Like Mike Lacey’s comic ‘X-Ray Specs‘, the exhibition ‘The Wavering Stage’ also played with its asymmetrical information advantage over the environment. The viewer’s gaze on the couch – on the motif of the invitation card – corresponds to the gaze through the X-ray glasses of Lacey’s young protagonist Ray.
With a medial transformation of the entire exhibition space and the accompanying mystification of the everyday object, the artist Alwin Lay also mobilized the viewing habit. The objects depicted by him often functioned as open projection surfaces and thus infinitely deep association containers at the same time. Thus, Lay’s precise statements in the perception of the observer constantly moved back and forth between denotation and connotation.

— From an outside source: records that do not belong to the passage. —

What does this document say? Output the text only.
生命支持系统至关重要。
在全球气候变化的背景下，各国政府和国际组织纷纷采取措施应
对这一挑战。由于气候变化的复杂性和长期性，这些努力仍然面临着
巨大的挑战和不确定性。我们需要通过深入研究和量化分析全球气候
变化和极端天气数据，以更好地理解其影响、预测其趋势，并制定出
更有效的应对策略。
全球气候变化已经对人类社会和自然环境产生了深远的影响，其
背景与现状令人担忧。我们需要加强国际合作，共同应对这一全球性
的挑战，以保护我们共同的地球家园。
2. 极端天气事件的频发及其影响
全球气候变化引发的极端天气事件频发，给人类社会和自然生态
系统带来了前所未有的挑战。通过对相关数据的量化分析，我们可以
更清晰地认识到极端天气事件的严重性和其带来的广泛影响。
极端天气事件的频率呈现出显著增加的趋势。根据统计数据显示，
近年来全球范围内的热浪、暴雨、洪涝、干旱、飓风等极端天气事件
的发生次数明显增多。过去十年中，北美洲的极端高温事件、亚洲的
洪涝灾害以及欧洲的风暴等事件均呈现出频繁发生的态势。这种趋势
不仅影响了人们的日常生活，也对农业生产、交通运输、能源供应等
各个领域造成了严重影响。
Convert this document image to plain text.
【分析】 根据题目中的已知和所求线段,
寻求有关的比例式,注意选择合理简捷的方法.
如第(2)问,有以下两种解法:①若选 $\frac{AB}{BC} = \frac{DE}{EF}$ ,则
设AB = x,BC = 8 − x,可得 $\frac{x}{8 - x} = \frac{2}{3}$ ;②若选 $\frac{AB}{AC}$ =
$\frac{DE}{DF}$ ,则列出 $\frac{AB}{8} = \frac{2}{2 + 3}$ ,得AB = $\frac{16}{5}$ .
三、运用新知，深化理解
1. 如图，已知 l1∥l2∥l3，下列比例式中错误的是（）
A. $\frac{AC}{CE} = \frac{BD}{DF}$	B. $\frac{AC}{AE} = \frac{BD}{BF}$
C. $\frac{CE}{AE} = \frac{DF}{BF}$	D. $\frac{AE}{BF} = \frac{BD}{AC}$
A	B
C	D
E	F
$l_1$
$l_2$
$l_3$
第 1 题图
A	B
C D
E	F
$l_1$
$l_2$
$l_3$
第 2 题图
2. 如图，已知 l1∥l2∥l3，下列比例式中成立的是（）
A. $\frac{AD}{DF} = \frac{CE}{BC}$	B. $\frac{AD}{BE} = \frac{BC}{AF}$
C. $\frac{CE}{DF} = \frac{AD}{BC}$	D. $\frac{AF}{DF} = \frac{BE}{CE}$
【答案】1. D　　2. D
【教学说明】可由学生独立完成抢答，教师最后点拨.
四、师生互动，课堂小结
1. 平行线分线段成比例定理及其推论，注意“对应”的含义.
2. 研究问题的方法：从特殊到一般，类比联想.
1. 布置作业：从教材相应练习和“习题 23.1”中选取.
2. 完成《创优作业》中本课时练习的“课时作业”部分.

Lorelinde Verhees, who successfully balances between photography and related media as if on tightropes, used a post-photographic installation to raise the question of the origin of the staging and the object per se in the proverbial space. The awareness that a medium can never be innocent but reflects an explicit, formative and responsible meaning was intrinsically linked to her work.
In ‘The Wavering Stage’, Lay and Verhees allowed a glimpse through their own glasses. The framing of this view, which the artists granted to the viewer, resembled a balanced science. Ultimately, the wit of the mediation became the decisive factor that makes the concept of the stage as a medium falter and openly questions the reality of object and staging.